There are two sides to the question:
Perfect Forward Secrecy: by using a "DHE" cipher suite, you actually encrypt the data with regards to a DH private key which never gets stored on any disk. For any given SSL session, the encryption may be cracked if the attacker succeeds at cryptanalysing the public key used for encryption (DH for a DHE cipher suite, RSA for a RSA cipher suite), or if the attacker steals a copy of the private key. The latter occurrence is actually much more probable in practice for a RSA-based cipher suite; and the point of PFS is to remove that threat.
RSA vs Diffie-Hellman: for the time being, the best known methods for breaking RSA and DH entail solving two hard problems, integer factorization and discrete logarithm respectively. It so happens that for both problem, the fastest known algorithm is the General Number Field Sieve (though initially a factorization algorithm, a variant of GNFS can be applied to discrete logarithm). For asymptotic complexity, RSA and DH are thus of equivalent hardness when the DH modulus has the same size as the RSA modulus.
However, in practical term, DH is a tad harder. GNFS includes several phases, the two main being the sieve and then the linear reduction. For a big modulus, the linear reduction becomes the bottleneck because of the sheer size of the matrix. For a given modulus size, you will get the same number of elements in the two matrices (the one for RSA and the one for DH), but the matrix elements are simple bits in the RSA case, vs integers modulo p in the DH case. Thus, the DH matrix is larger.
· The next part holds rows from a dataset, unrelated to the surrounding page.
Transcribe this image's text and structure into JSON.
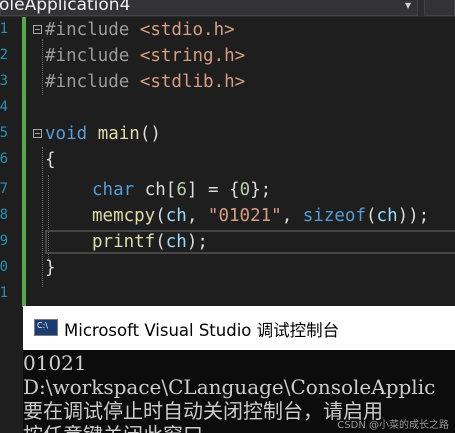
{
  "toolbar": {
    "project_dropdown": "oleApplication4",
    "dropdown_arrow": "▾"
  },
  "editor": {
    "lines": [
      {
        "num": "1",
        "tokens": {
          "pp": "#include ",
          "inc": "<stdio.h>"
        }
      },
      {
        "num": "2",
        "tokens": {
          "pp": "#include ",
          "inc": "<string.h>"
        }
      },
      {
        "num": "3",
        "tokens": {
          "pp": "#include ",
          "inc": "<stdlib.h>"
        }
      },
      {
        "num": "4"
      },
      {
        "num": "5",
        "tokens": {
          "kw": "void",
          "sp": " ",
          "fn": "main",
          "rest": "()"
        }
      },
      {
        "num": "6",
        "tokens": {
          "brace": "{"
        }
      },
      {
        "num": "7",
        "tokens": {
          "kw": "char",
          "sp": " ",
          "var": "ch",
          "a": "[",
          "num": "6",
          "b": "] = {",
          "num2": "0",
          "c": "};"
        }
      },
      {
        "num": "8",
        "tokens": {
          "fn": "memcpy",
          "a": "(",
          "var": "ch",
          "b": ", ",
          "str": "\"01021\"",
          "c": ", ",
          "kw": "sizeof",
          "d": "(",
          "var2": "ch",
          "e": "));"
        }
      },
      {
        "num": "9",
        "tokens": {
          "fn": "printf",
          "a": "(",
          "var": "ch",
          "b": ");"
        }
      },
      {
        "num": "0"
      },
      {
        "num": "1",
        "tokens": {
          "brace": "}"
        }
      },
      {
        "num": "2"
      }
    ]
  },
  "console": {
    "icon_label": "C:\\",
    "title": "Microsoft Visual Studio 调试控制台",
    "output": [
      "01021",
      "D:\\workspace\\CLanguage\\ConsoleApplic",
      "要在调试停止时自动关闭控制台，请启用",
      "按任意键关闭此窗口. . ."
    ],
    "watermark": "CSDN @小菜的成长之路"
  },
  "colors": {
    "editor_bg": "#1e1e1e",
    "keyword": "#569cd6",
    "string": "#d69d85",
    "function": "#dcdcaa",
    "variable": "#9cdcfe",
    "number": "#b5cea8",
    "line_number": "#2b91af",
    "change_bar": "#57a64a"
  }
}
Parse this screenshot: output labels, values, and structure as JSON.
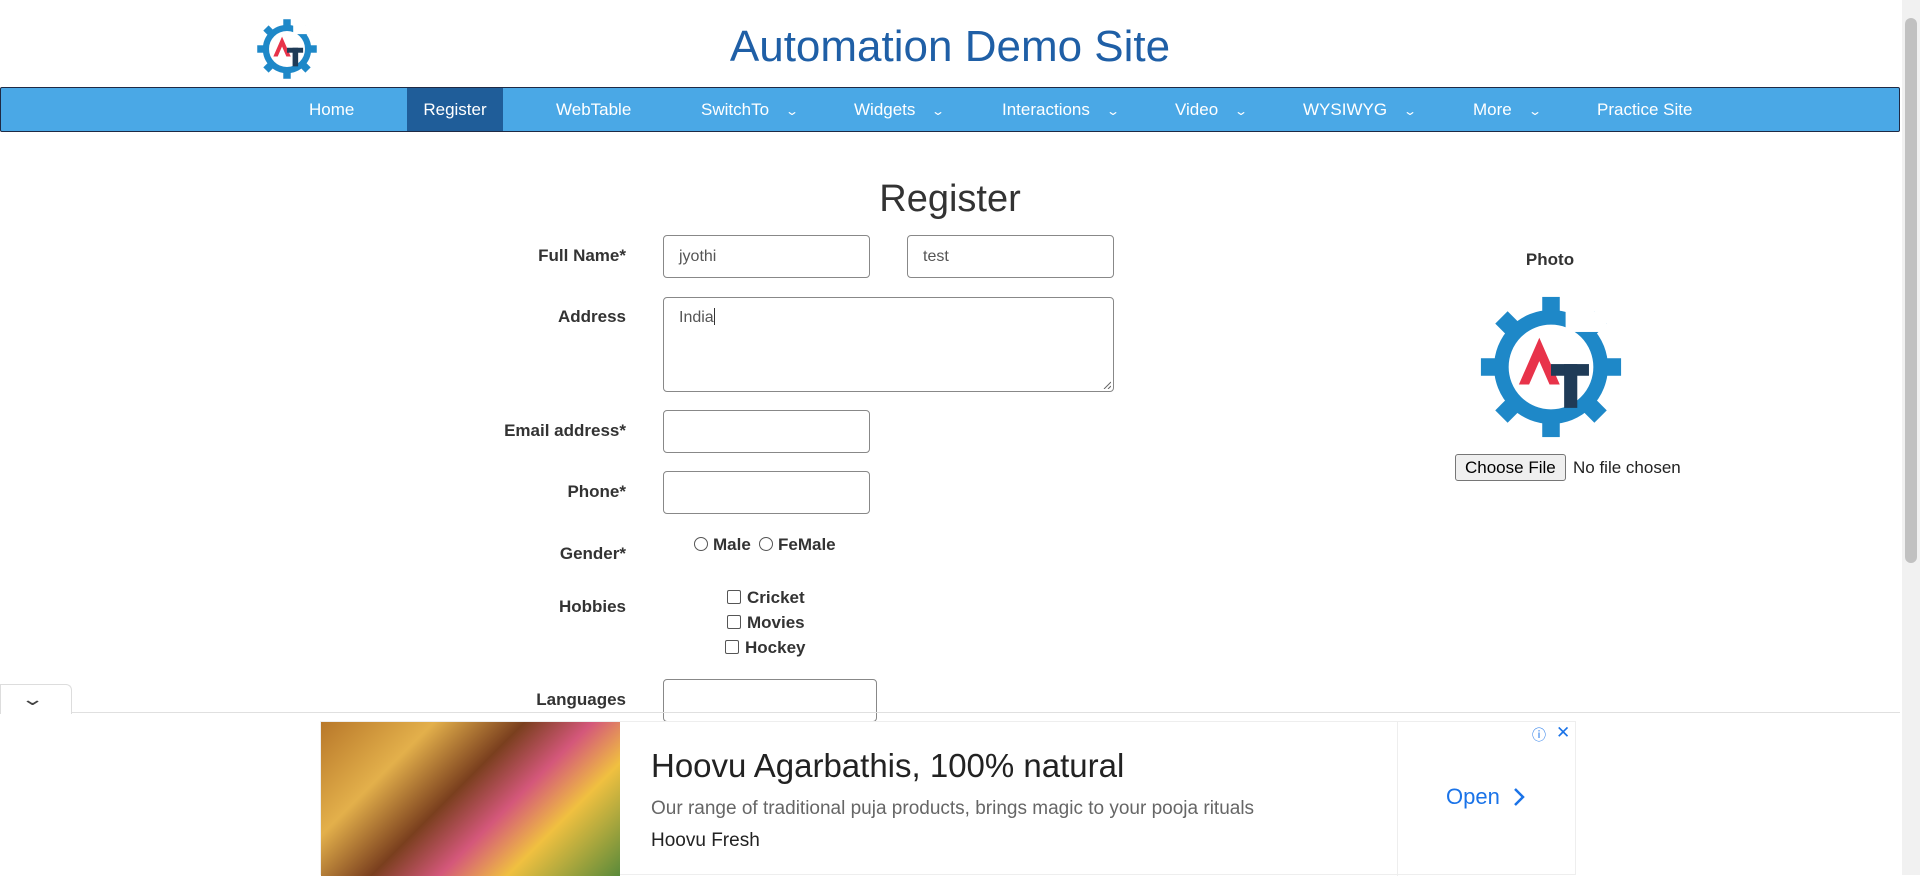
{
  "header": {
    "site_title": "Automation Demo Site",
    "logo_icon": "automation-testing-gear-logo"
  },
  "nav": {
    "items": [
      {
        "label": "Home",
        "caret": ""
      },
      {
        "label": "Register",
        "caret": ""
      },
      {
        "label": "WebTable",
        "caret": ""
      },
      {
        "label": "SwitchTo",
        "caret": "⌄"
      },
      {
        "label": "Widgets",
        "caret": "⌄"
      },
      {
        "label": "Interactions",
        "caret": "⌄"
      },
      {
        "label": "Video",
        "caret": "⌄"
      },
      {
        "label": "WYSIWYG",
        "caret": "⌄"
      },
      {
        "label": "More",
        "caret": "⌄"
      },
      {
        "label": "Practice Site",
        "caret": ""
      }
    ],
    "active": "Register",
    "bg_color": "#4aa8e6",
    "active_color": "#1f5d99"
  },
  "form": {
    "heading": "Register",
    "full_name_label": "Full Name*",
    "first_name_value": "jyothi",
    "last_name_value": "test",
    "address_label": "Address",
    "address_value": "India",
    "email_label": "Email address*",
    "email_value": "",
    "phone_label": "Phone*",
    "phone_value": "",
    "gender_label": "Gender*",
    "gender_options": [
      "Male",
      "FeMale"
    ],
    "hobbies_label": "Hobbies",
    "hobbies_options": [
      "Cricket",
      "Movies",
      "Hockey"
    ],
    "languages_label": "Languages",
    "languages_value": ""
  },
  "photo": {
    "label": "Photo",
    "choose_button": "Choose File",
    "file_status": "No file chosen"
  },
  "ad": {
    "headline": "Hoovu Agarbathis, 100% natural",
    "description": "Our range of traditional puja products, brings magic to your pooja rituals",
    "brand": "Hoovu Fresh",
    "cta": "Open",
    "cta_icon": "chevron-right-icon",
    "info_icon": "ⓘ",
    "close_icon": "✕",
    "collapse_icon": "⌄"
  }
}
It won't make n-bit DH as "hard" as 2n-bit RSA, though. If we look at the records, we see 768-bit for RSA, 530-bit for DH; and the DH case used less raw power. Moreover, it is not completely justified to compare the hardness of 1024-bit DH with the hardness of 2048-bit RSA, since both are in the "cannot break it" zone.
A summary of all this goes thus: while 1024-bit DH is somewhat stronger (theoretically) than 1024-bit RSA, the difference is slight (say, 1024-bit DH is like 1200-bit RSA at most). But in practical terms the risk of private key theft, for a non-ephemeral key, dwarfs out any cryptanalytic risk for any RSA or DH of 1024 bits or more; in that sense, PFS is a must-have and DHE with a 1024-bit DH key is much safer than RSA-based cipher suites, regardless of the RSA key size.